Dealmakers had a start-and-stop 2025

The year began with a bullish vibe as experts saw a more business-friendly environment with President Donald Trump back in office. 

But Trump quickly did exactly what he said he would do and started a protectionist trade war with the world that nonetheless caught the market off guard and stoked uncertainty.

While that uncertainty stopped some dealmaking, big transactions were taken across the finish line, proving that where there’s a will there’s often a way in the acquisition world. 

Capri Holdings sold off Versace, raising $1.4 billion to pay down its debt. Gildan Activewear Inc. bought Hanesbrands Inc. in a $2.2 billion strategic deal. And Brazilian private equity firm 3G Capital surprised everyone by taking Skechers USA Inc. private in a $9 billion transaction.

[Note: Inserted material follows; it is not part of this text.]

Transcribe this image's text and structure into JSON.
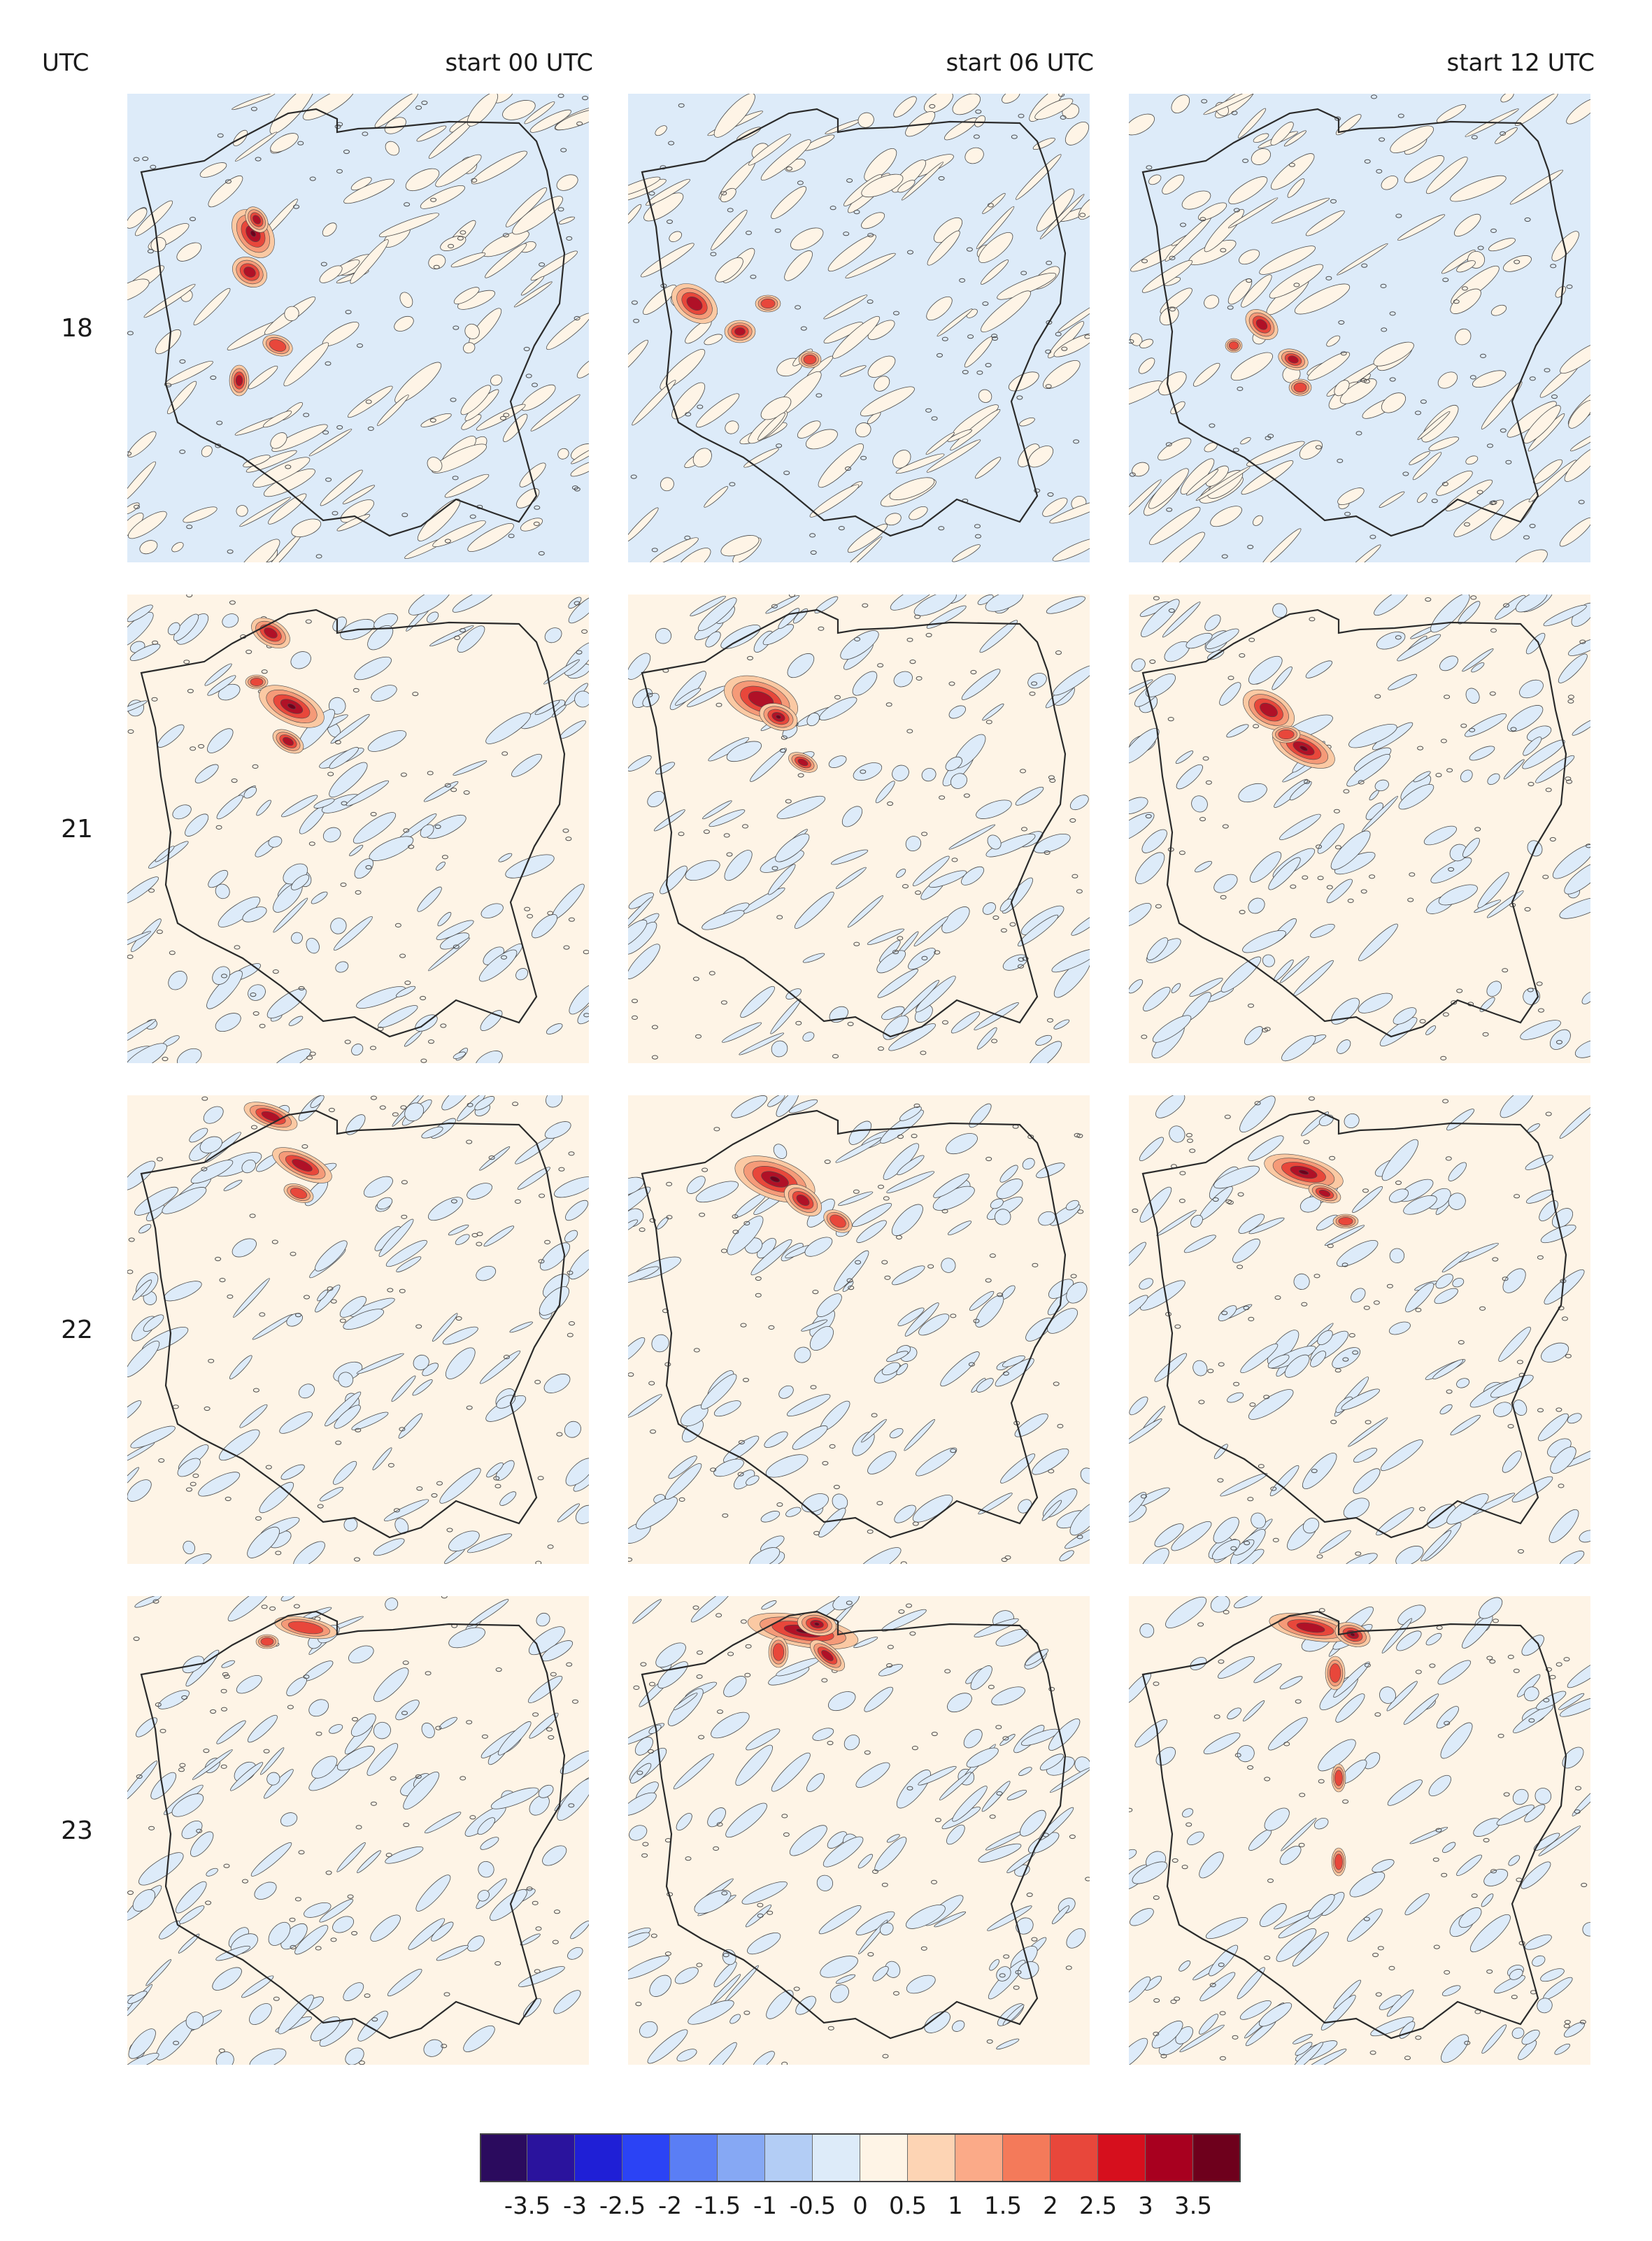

KPMG, in an outlook in November, predicted recent trends would hold. 

“Dealmaking in consumer and retail is expected to remain selective, shaped by persistent macro headwinds and strategic urgency,” KPMG said. “After a [third] quarter defined by divergence between deal value and volume, that bifurcation will continue. Premium, category-defining assets are likely to attract strong bids and command higher valuations, while middling assets will face execution risk and muted interest.”

So the market might continue to see fewer, bigger deals than usual. 

In the third quarter, KPMG found a 4.7 percent decline in the number of deals compared with the preceding quarter, with a total of 509 transactions across consumer and retail. However, those deals were valued at a total of $44.8 billion, an increase of 24.1 percent from the second quarter, when the market was particularly scrambled by the trade war.

“The rationale behind transactions will remain varied but largely defensive,” KPMG said. “Spins, carve-outs, and targeted divestitures are expected to outpace scale-driven acquisitions as companies seek to generate cash, sharpen portfolio focus, and exit underperforming units. Take-private transactions will remain an option for undervalued public players looking to escape quarterly scrutiny and reset operations. Private equity firms, meanwhile, will lean into scenario-based underwriting, stress-testing recession cases and exit timing while prioritizing categories with proven rebound profiles.”

In fashion, the brand management companies are expected to continue to play a big role in dealmaking. 

Authentic Brands Group — the industry gorilla — cut a deal to buy Guess Inc. last year, moving toward annual retail sales of $38 billion. Elsewhere, Marquee Brands bought Stance, Bluestart Alliance acquired Dickies and WHP Global linked with Vera Wang. 

They are all primed for more this year and see plenty of opportunity to buy brands that are well known and have global reach, but could benefit from a new business model — one with much less overhead and no inventory risk.